Páginas

quarta-feira, 3 de janeiro de 2024

LIVRO: "O que é ser uma escritora negra hoje, de acordo comigo"



LIVRO: “O que é ser uma escritora negra hoje, de acordo comigo”,
de Djaimilia Pereira de Almeida
Edição | Clara Capitão
Ed. Companhia das Letras, Outubro de 2023


“Escrevo perseguida. Como se, na esquina, fosse de novo aparecer o velho senhor guineense que me chamou puta no metro, por eu ter um namorado branco. ‘Sua puta, aprendeste com a tua mãe!’ Esse senhor caminha pela minha página, por todas as páginas que escrevo. Estas linhas, quaisquer linhas que escreva, vão em passo rápido, embuçadas, a fugir dele e dos seus berros.”

O final do ano trouxe com ele “O que é ser uma escritora negra hoje, de acordo comigo”, pequeno-grande livro a merecer a maior atenção. Neste conjunto de três ensaios - através dos quais Djaimilia Pereira de Almeida reflecte sobre o acto de escrever com a consciência de ser escritora e ser negra -, a premissa que serve de título ao livro surge acompanhada de um vasto leque de questões, a primeira das quais se prende com o tempo presente: um tempo que lembra “a cada livro, a cada linha”, que, há poucas décadas, seria impensável este seu modo de vida. Não sendo a única, esta constatação é particularmente significativa, porquanto nos obriga a olhar para a nossa sociedade e para nós próprios, para o racismo estrutural que deforma ideias e valores, e a equacionar aquilo que, eventualmente, nunca equacionámos. O que pensava, ou imaginava, ou via ou sentia uma preta era algo que não interessava a ninguém no tempo dos nossos avós ou mesmo dos nossos pais. O que é ser uma escritora negra hoje, de acordo connosco? Será este um assunto a merecer a nossa atenção, o nosso tempo?

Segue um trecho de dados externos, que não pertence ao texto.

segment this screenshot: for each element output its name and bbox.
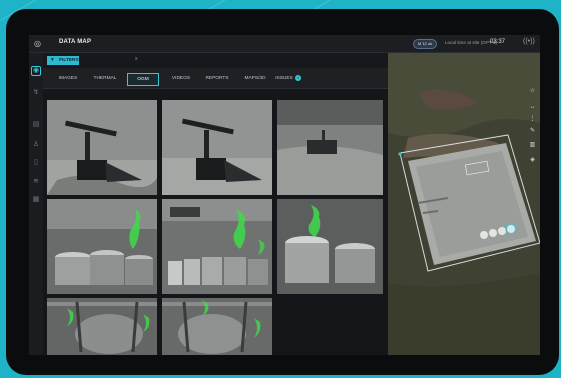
filter-bar: ▼ FILTERS x: [43, 53, 388, 68]
gallery-thumbnail[interactable]: [162, 199, 272, 294]
app-screen: ◎ DATA MAP M 12 ok Local time at site (G…: [29, 35, 540, 355]
sidebar: ◉ ↯ ▤ ♙ ▯ ≋ ▦: [29, 53, 44, 355]
settings-icon[interactable]: ≋: [32, 178, 40, 186]
document-icon[interactable]: ▯: [32, 159, 40, 167]
tab-videos[interactable]: VIDEOS: [166, 73, 196, 84]
user-icon[interactable]: ♙: [32, 141, 40, 149]
filters-button-label: FILTERS: [59, 58, 79, 63]
gallery-thumbnail[interactable]: [47, 298, 157, 355]
chart-icon[interactable]: ▤: [32, 121, 40, 129]
app-title: DATA MAP: [59, 39, 92, 45]
status-pill[interactable]: M 12 ok: [413, 39, 437, 49]
tab-issues[interactable]: ISSUES 4: [275, 73, 301, 84]
clock: 03:37: [490, 39, 506, 45]
drone-logo-icon[interactable]: ◎: [34, 39, 44, 48]
signal-icon[interactable]: ((•)): [523, 38, 535, 45]
issues-count-badge: 4: [294, 74, 301, 81]
gallery-thumbnail[interactable]: [47, 199, 157, 294]
tab-thermal[interactable]: THERMAL: [89, 73, 121, 84]
layers-icon[interactable]: ↯: [32, 89, 40, 97]
ruler-icon[interactable]: ↔: [528, 103, 537, 112]
top-bar: ◎ DATA MAP M 12 ok Local time at site (G…: [29, 35, 540, 53]
gallery-thumbnail[interactable]: [277, 100, 383, 195]
star-icon[interactable]: ☆: [528, 87, 537, 96]
calendar-icon[interactable]: ▦: [32, 196, 40, 204]
layers-icon[interactable]: ◈: [528, 156, 537, 165]
trash-icon[interactable]: ▥: [528, 141, 537, 150]
gallery-thumbnail[interactable]: [277, 199, 383, 294]
tab-ogm[interactable]: OGM: [127, 73, 159, 86]
pencil-icon[interactable]: ✎: [528, 127, 537, 136]
tab-maps-3d[interactable]: MAPS/3D: [238, 73, 272, 84]
tab-issues-label: ISSUES: [275, 76, 293, 81]
tab-images[interactable]: IMAGES: [53, 73, 83, 84]
gallery-thumbnail[interactable]: [162, 298, 272, 355]
filter-icon: ▼: [50, 58, 55, 63]
tab-reports[interactable]: REPORTS: [201, 73, 233, 84]
info-icon[interactable]: ⋮: [528, 115, 537, 124]
close-filters-icon[interactable]: x: [135, 56, 138, 62]
gallery-thumbnail[interactable]: [162, 100, 272, 195]
image-gallery: [43, 89, 388, 355]
map-icon[interactable]: ◉: [31, 66, 41, 76]
gallery-thumbnail[interactable]: [47, 100, 157, 195]
media-tabs: IMAGES THERMAL OGM VIDEOS REPORTS MAPS/3…: [43, 68, 388, 89]
filters-button[interactable]: ▼ FILTERS: [47, 56, 79, 65]
site-map[interactable]: ☆ ↔ ⋮ ✎ ▥ ◈: [388, 53, 540, 355]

Três textos, portanto. Três ensaios que se integram e harmonizam, sujeito e complemento uns dos outros. Três formas de pensar a escrita nas dimensões do tempo, do espaço e da pessoa, com uma firme certeza: “Não vivo de escrever, mas escrever é quem sou.” É assim que Djaimilia Pereira de Almeida guia o leitor por intermédio de reflexões de uma universalidade inquestionável. Desde logo a cor da pele, tratada como um segredo pela parte branca da família, “tabu invisível” que apenas com a publicação do seu primeiro livro – “Esse Cabelo”, Ed. Teorema (2015) – deixou de o ser. Também o preconceito que levanta muros entre brancos e negros (“Mas as pretas agora já fazem telenovelas?”). Ou ainda o ser negra e escrever aquilo que se é, sem que isso possa ser visto como uma moda, uma tendência da estação, um objecto de mercado. Questões, dúvidas, reflexões que partem do texto original e procuram desenvolvimento num novo texto intitulado “A minha imaginação não se distingue da minha identidade”, ensaio a duas vozes, na verdade a transcrição do diálogo entre a autora e a poetisa e tradutora brasileira Stephanie Borges.

O derradeiro ensaio intitula-se “A restituição da interioridade” e é o texto da conferência apresentada no ano passado na New York University, onde Djaimilia Pereira de Almeida é professora, aqui numa tradução de Vasco Gato. O assunto é, ainda e sempre, a escrita, mas a visão da autora expande-se do individual para o colectivo. É tempo de falar da supressão da interioridade negra por via da opressão colonial, uma interioridade que, ao contrário dos objectos culturais e peças de arte saqueadas que jazem nos museus do Ocidente, não pode ser devolvida. “A sua restituição é missão nossa”, afirma a autora, desenvolvendo algumas ideias que consubstanciam a sua determinação. O caminho está a ser feito por escritores, artistas, académicos, cineastas, jornalistas, activistas, casos de Zia Soares ou Hirondina Joshua, Pedro Costa ou Isabel Zuaa, Welket Bungué ou Itamar Vieira Junior. As personagens criadas por Djaimilia Pereira de Almeida e que povoam as suas obras estão lá para o confirmar. Através delas, o leitor despe-se de certezas e mergulha no que a interioridade de alguém pode ter de mais específico, naquilo que é “a dignidade categórica de se ser pessoa.”